This article is about the book. For other uses, see [Venus in Furs (disambiguation)](/source/Venus_in_Furs_(disambiguation)).

You can help expand this article with text translated from the corresponding article in German. Click [show] for important translation instructions. Machine translation, like DeepL or Google Translate, is a useful starting point for translations, but translators must follow the LLM translation guideline, revise errors as necessary and confirm that the translation is accurate, rather than simply copy-pasting machine-translated text into the English Wikipedia. Do not translate text that appears unreliable or low-quality. If possible, verify the text with references provided in the foreign-language article.
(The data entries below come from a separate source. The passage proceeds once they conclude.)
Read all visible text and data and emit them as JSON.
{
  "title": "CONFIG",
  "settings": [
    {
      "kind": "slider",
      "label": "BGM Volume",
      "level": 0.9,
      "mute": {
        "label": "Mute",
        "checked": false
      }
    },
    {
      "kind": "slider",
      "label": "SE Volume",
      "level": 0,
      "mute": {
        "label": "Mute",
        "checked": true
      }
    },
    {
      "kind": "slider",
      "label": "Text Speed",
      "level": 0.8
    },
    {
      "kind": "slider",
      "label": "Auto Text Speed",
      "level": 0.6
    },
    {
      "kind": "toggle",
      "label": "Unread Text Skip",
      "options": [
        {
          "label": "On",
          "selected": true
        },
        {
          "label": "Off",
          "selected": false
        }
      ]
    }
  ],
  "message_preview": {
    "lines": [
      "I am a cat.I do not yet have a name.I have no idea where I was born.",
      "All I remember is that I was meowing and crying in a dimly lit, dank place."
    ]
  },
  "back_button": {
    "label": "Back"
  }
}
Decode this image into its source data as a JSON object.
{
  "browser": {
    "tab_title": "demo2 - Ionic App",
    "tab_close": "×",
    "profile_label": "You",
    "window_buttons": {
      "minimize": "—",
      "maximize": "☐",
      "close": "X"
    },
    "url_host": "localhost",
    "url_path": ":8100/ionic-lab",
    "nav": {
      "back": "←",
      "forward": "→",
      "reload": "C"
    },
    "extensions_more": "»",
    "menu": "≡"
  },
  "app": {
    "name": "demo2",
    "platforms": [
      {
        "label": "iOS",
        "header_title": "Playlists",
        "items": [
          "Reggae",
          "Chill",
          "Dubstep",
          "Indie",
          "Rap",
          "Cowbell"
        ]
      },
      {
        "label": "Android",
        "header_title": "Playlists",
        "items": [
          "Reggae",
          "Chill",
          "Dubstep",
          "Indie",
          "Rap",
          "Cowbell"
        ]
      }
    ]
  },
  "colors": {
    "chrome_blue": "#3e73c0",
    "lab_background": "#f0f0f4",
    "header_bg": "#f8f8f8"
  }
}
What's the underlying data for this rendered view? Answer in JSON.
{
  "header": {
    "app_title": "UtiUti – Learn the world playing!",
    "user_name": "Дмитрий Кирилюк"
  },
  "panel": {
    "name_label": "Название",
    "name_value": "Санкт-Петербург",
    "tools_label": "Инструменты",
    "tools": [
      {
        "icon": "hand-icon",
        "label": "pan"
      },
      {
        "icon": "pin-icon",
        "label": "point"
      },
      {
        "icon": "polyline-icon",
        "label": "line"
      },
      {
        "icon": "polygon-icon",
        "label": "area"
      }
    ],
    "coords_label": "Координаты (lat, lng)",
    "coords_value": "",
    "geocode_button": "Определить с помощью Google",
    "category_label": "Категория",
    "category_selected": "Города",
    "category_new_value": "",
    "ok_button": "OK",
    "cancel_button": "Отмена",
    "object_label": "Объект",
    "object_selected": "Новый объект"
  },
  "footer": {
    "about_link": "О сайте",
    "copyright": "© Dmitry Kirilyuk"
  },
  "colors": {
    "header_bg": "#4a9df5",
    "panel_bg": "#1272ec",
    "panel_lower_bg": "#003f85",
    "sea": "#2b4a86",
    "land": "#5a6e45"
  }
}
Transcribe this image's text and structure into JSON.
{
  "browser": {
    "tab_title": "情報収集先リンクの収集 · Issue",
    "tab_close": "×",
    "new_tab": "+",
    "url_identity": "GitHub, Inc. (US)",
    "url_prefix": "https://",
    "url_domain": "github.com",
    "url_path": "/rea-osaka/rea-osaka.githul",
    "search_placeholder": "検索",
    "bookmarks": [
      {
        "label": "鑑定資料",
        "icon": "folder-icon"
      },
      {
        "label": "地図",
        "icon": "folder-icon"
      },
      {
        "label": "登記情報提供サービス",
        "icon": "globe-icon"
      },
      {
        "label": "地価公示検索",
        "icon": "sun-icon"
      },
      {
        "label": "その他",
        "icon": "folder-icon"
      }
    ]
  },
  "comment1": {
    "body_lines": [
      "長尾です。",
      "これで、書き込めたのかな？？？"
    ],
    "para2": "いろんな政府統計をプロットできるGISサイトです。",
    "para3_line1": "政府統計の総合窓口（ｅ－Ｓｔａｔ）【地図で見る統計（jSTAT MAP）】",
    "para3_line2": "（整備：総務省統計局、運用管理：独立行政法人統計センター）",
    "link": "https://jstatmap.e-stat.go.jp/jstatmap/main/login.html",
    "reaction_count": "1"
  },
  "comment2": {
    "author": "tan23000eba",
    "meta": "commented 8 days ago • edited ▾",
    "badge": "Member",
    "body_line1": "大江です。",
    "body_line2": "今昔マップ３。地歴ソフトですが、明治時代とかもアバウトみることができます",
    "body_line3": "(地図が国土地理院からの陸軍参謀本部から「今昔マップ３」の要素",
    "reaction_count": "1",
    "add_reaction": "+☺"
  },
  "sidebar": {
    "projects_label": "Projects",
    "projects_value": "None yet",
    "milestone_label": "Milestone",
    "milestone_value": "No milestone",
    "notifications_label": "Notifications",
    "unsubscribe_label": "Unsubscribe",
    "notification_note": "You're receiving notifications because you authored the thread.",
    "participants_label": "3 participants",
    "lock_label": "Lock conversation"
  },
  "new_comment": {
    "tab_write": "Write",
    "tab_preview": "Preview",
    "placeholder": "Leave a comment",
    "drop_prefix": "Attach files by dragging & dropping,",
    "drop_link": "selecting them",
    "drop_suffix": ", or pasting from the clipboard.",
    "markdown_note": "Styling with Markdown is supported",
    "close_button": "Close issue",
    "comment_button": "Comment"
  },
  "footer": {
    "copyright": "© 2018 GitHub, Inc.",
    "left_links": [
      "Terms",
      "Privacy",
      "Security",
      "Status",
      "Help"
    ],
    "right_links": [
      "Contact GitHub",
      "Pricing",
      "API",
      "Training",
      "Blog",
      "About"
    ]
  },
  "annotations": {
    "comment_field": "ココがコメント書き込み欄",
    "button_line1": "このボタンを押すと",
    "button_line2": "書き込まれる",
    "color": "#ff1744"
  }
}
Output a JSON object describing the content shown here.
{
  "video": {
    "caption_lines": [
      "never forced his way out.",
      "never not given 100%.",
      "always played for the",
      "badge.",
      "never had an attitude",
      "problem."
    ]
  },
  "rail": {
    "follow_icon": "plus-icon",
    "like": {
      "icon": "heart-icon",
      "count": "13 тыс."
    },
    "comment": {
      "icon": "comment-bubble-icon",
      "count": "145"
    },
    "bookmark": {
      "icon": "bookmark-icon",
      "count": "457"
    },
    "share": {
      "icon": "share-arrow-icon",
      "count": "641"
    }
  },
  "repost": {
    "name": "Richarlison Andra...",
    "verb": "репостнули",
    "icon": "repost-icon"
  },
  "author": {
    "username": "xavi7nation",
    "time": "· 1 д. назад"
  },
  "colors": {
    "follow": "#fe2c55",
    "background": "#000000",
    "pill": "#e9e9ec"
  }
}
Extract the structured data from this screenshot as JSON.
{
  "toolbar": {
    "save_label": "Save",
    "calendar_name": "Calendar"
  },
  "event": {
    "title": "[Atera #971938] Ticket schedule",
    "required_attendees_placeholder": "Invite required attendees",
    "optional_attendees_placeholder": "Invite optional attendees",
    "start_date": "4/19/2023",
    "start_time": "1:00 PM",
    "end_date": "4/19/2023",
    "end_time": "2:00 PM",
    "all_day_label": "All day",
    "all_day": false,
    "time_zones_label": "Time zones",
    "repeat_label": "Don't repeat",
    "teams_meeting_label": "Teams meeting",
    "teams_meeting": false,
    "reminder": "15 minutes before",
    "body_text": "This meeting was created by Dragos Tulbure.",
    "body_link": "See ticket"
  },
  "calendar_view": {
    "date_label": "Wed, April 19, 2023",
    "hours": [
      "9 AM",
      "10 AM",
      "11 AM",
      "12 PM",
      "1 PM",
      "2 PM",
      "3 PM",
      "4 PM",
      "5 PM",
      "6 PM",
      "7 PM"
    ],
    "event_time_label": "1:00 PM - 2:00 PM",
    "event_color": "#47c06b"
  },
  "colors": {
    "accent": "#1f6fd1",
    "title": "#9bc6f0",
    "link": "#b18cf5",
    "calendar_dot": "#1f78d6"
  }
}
You must provide copyright attribution in the edit summary accompanying your translation by providing an interlanguage link to the source of your translation. A model attribution edit summary is Content in this edit is translated from the existing German Wikipedia article at [[:de:Venus im Pelz]]; see its history for attribution. You may also add the template {{Translated|de|Venus im Pelz}} to the talk page. For more guidance, see Wikipedia:Translation.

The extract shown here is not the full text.